Ale czy ochrona innowacji może wymknąć się spod kontroli?

Patenty i inne formy ochrony własności przemysłowej mają jedno główne zadanie: zapewnić twórcom i firmom czasową wyłączność na korzystanie z efektów ich pracy. To uczciwa nagroda za poniesione ryzyko i nakłady finansowe. W zamian innowacja trafia do publicznej wiadomości, a po wygaśnięciu ochrony może z niej korzystać każdy.

System ten ma stymulować rozwój – zachęcać do inwestowania w nowe rozwiązania, a jednocześnie zapewniać pewność prawną dla biznesu.

W praktyce rynkowej zdarza się, że mechanizmy ochrony wykorzystywane są nie tylko do zabezpieczenia innowacji, ale także do walki z konkurencją. Czasem firmy stosują strategie, które choć legalne na pierwszy rzut oka, mogą w określonym układzie budzić wątpliwości z perspektywy prawa konkurencji.

Reklama
Reklama

Oto dwa przykłady:

- Patent thicket – polega na tworzeniu gęstej sieci powiązanych patentów, które trudno obejść, nawet przy innowacyjnych modyfikacjach produktu.

- Evergreening – to sztuczne przedłużanie ochrony patentowej przez rejestrowanie niewielkich, często mało istotnych ulepszeń.

Głos zabiera prawo konkurencji

Choć takie działania mogą być uzasadnione biznesowo, stają się problematyczne, gdy dana technologia nie ma realnych alternatyw na rynku, a przedsiębiorca zaczyna dominować dany rynek właściwy. Wtedy ochrona patentowa zmienia się z narzędzia postępu w narzędzie eliminacji konkurentów.

Właśnie w takich momentach do gry wkracza prawo konkurencji. Jego rolą jest zapobieganie nadużyciom przedsiębiorców posiadających dominującą pozycję na rynku i ochrona otwartego dostępu do niego, zarówno dla obecnych, jak i nowych graczy.
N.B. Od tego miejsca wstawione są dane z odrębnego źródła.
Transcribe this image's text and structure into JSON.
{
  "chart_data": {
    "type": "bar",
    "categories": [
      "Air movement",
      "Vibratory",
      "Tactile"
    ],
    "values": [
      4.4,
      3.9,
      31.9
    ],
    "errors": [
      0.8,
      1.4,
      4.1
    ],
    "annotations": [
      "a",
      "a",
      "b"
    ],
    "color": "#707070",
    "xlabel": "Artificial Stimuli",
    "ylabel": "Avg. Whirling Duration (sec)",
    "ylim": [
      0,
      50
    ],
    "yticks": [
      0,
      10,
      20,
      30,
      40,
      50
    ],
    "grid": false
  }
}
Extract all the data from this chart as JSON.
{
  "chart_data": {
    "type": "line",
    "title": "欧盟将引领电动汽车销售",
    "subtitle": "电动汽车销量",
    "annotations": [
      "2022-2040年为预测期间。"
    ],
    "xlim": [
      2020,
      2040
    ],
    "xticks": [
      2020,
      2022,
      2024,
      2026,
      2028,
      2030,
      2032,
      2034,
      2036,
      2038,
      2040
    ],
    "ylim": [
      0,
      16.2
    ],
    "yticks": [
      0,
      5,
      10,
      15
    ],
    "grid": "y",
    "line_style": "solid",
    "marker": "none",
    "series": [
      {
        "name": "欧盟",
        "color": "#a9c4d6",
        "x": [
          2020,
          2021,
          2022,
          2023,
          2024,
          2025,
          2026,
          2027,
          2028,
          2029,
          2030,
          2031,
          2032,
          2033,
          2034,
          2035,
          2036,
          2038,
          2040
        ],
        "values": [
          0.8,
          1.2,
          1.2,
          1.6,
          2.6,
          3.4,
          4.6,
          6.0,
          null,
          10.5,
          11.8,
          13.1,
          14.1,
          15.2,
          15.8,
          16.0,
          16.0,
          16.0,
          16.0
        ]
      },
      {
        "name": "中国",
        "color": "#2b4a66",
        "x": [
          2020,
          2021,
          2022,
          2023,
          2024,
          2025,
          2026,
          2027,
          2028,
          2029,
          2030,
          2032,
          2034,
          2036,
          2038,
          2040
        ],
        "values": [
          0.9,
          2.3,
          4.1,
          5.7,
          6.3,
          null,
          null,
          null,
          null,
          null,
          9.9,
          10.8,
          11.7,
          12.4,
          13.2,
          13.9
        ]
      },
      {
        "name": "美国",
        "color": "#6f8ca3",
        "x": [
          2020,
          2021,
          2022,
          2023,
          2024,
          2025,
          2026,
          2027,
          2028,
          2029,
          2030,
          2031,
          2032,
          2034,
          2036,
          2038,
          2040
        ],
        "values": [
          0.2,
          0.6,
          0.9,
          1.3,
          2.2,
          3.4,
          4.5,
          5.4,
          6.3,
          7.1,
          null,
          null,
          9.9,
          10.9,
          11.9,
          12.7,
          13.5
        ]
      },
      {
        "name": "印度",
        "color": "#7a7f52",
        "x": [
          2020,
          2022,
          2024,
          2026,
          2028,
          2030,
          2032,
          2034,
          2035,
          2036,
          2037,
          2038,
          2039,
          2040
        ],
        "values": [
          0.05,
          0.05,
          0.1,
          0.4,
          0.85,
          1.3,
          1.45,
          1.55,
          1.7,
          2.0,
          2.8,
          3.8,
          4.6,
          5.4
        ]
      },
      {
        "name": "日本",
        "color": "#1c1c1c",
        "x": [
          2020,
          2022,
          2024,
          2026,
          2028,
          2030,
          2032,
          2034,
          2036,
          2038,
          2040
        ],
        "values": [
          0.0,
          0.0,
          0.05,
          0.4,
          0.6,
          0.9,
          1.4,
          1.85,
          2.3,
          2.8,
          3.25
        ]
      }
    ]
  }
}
Organy antymonopolowe w Polsce i Unii Europejskiej coraz uważniej przyglądają się firmom, które wykorzystują ochronę własności intelektualnej do nadmiernego ograniczania konkurencji.

W skrajnych przypadkach może dojść do stanowczej reakcji, na przykład do nakazania firmie udostępnienia swojej technologii innym (stosując tzw. licencję przymusową) albo nakładając na nią wysokie kary finansowe za naruszenie zasad uczciwej konkurencji.
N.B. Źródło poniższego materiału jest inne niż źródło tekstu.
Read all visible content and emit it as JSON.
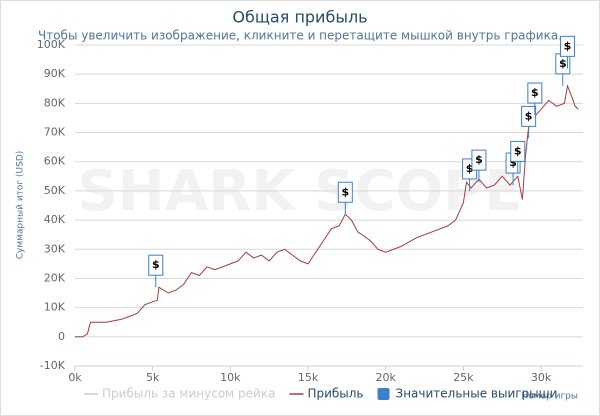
{
  "chart_data": {
    "type": "line",
    "title": "Общая прибыль",
    "subtitle": "Чтобы увеличить изображение, кликните и перетащите мышкой внутрь графика.",
    "watermark": "SHARK SCOPE",
    "x_label": "Номер игры",
    "y_label": "Суммарный итог (USD)",
    "xlim": [
      0,
      32700
    ],
    "ylim": [
      -10000,
      100000
    ],
    "xticks": [
      {
        "value": 0,
        "label": "0k"
      },
      {
        "value": 5000,
        "label": "5k"
      },
      {
        "value": 10000,
        "label": "10k"
      },
      {
        "value": 15000,
        "label": "15k"
      },
      {
        "value": 20000,
        "label": "20k"
      },
      {
        "value": 25000,
        "label": "25k"
      },
      {
        "value": 30000,
        "label": "30k"
      }
    ],
    "yticks": [
      {
        "value": -10000,
        "label": "-10K"
      },
      0,
      {
        "value": 10000,
        "label": "10K"
      },
      {
        "value": 20000,
        "label": "20K"
      },
      {
        "value": 30000,
        "label": "30K"
      },
      {
        "value": 40000,
        "label": "40K"
      },
      {
        "value": 50000,
        "label": "50K"
      },
      {
        "value": 60000,
        "label": "60K"
      },
      {
        "value": 70000,
        "label": "70K"
      },
      {
        "value": 80000,
        "label": "80K"
      },
      {
        "value": 90000,
        "label": "90K"
      },
      {
        "value": 100000,
        "label": "100K"
      }
    ],
    "grid": true,
    "series": [
      {
        "name": "Прибыль за минусом рейка",
        "color": "#cccccc",
        "visible": false,
        "x": [],
        "values": []
      },
      {
        "name": "Прибыль",
        "color": "#a83a3a",
        "visible": true,
        "x": [
          0,
          500,
          800,
          1000,
          2000,
          3000,
          4000,
          4500,
          5000,
          5300,
          5400,
          6000,
          6500,
          7000,
          7500,
          8000,
          8500,
          9000,
          10000,
          10500,
          11000,
          11500,
          12000,
          12500,
          13000,
          13500,
          14000,
          14500,
          15000,
          15500,
          16000,
          16500,
          17000,
          17400,
          17800,
          18200,
          19000,
          19500,
          20000,
          21000,
          22000,
          23000,
          24000,
          24500,
          25000,
          25200,
          25500,
          26000,
          26500,
          27000,
          27500,
          28000,
          28500,
          28800,
          29000,
          29200,
          29500,
          30000,
          30500,
          31000,
          31500,
          31700,
          32000,
          32200,
          32400
        ],
        "values": [
          0,
          0,
          1000,
          5000,
          5000,
          6000,
          8000,
          11000,
          12000,
          12500,
          17000,
          15000,
          16000,
          18000,
          22000,
          21000,
          24000,
          23000,
          25000,
          26000,
          29000,
          27000,
          28000,
          26000,
          29000,
          30000,
          28000,
          26000,
          25000,
          29000,
          33000,
          37000,
          38000,
          42000,
          40000,
          36000,
          33000,
          30000,
          29000,
          31000,
          34000,
          36000,
          38000,
          40000,
          46000,
          53000,
          51000,
          54000,
          51000,
          52000,
          55000,
          52000,
          55000,
          47000,
          62000,
          72000,
          75000,
          78000,
          81000,
          79000,
          80000,
          86000,
          82000,
          79000,
          78000
        ]
      },
      {
        "name": "Значительные выигрыши",
        "color": "#3d7fc8",
        "visible": true,
        "marker": "flag",
        "flag_label": "$",
        "x": [
          5200,
          17400,
          25400,
          26000,
          28200,
          28500,
          29200,
          29600,
          31400,
          31700
        ],
        "values": [
          17000,
          42000,
          50000,
          53000,
          52000,
          56000,
          68000,
          76000,
          86000,
          92000
        ]
      }
    ]
  }
}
Ochrona innowacji to nie tylko patenty. Współpraca firm, zwłaszcza w obszarze badań i rozwoju, również niesie ze sobą ryzyko z punktu widzenia prawa konkurencji. Wiele firm nie zdaje sobie sprawy, że niektóre „typowe” zapisy w umowach R&D mogą być po prostu niedozwolone.

Na co warto uważać:

- zakazy prowadzenia niezależnych badań poza wspólnym projektem,

- ustalenia dotyczące cen, terytoriów sprzedaży czy warunków komercjalizacji wyników badań,

- narzucanie wyłączności lub jednostronnego dostępu do efektów wspólnej pracy.
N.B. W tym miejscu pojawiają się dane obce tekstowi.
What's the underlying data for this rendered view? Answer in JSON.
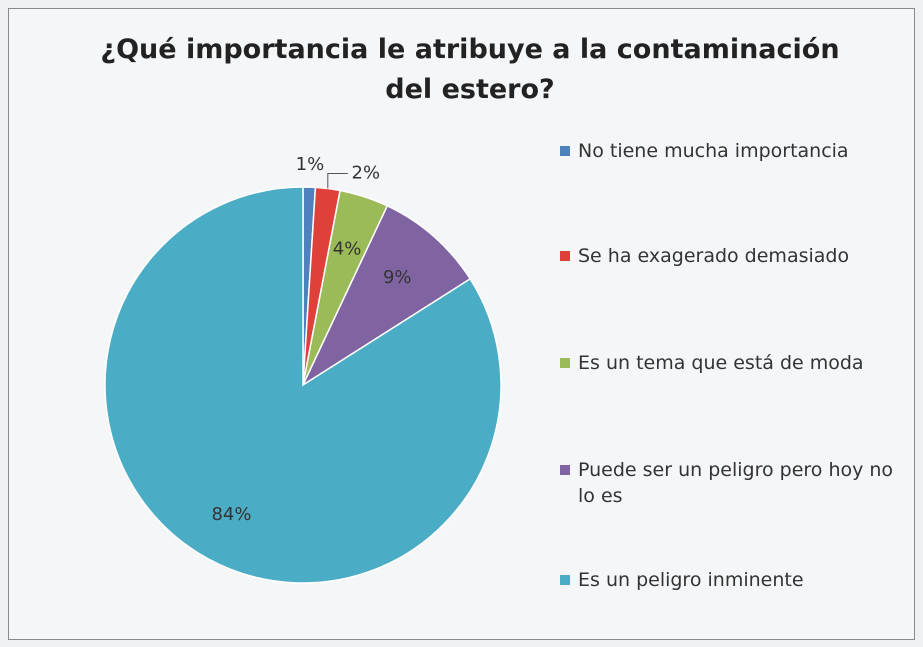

Choć takie klauzule mogą wydawać się logiczne z perspektywy kontroli nad projektem, mogą czasami prowadzić do ograniczenia lub w inny sposób naruszenia konkurencji, a to niesie poważne konsekwencje prawne.

Jak znaleźć właściwą równowagę?

Nie chodzi o to, by rezygnować z ochrony swojego know-how czy ograniczać rozwój. Chodzi o świadome zarządzanie ryzykiem prawnym i odpowiedzialne podejście do strategii biznesowej.

Kilka dobrych praktyk:

- przemyśl politykę patentową – czy jej celem jest rzeczywista ochrona innowacji, czy blokowanie konkurencji?

- analizuj umowy R&D nie tylko od strony biznesowej, ale też z perspektywy prawa konkurencji.

- konsultuj nietypowe lub szerokie klauzule z prawnikiem – lepiej zapobiegać, niż tłumaczyć się przed urzędami antymonoplowymi.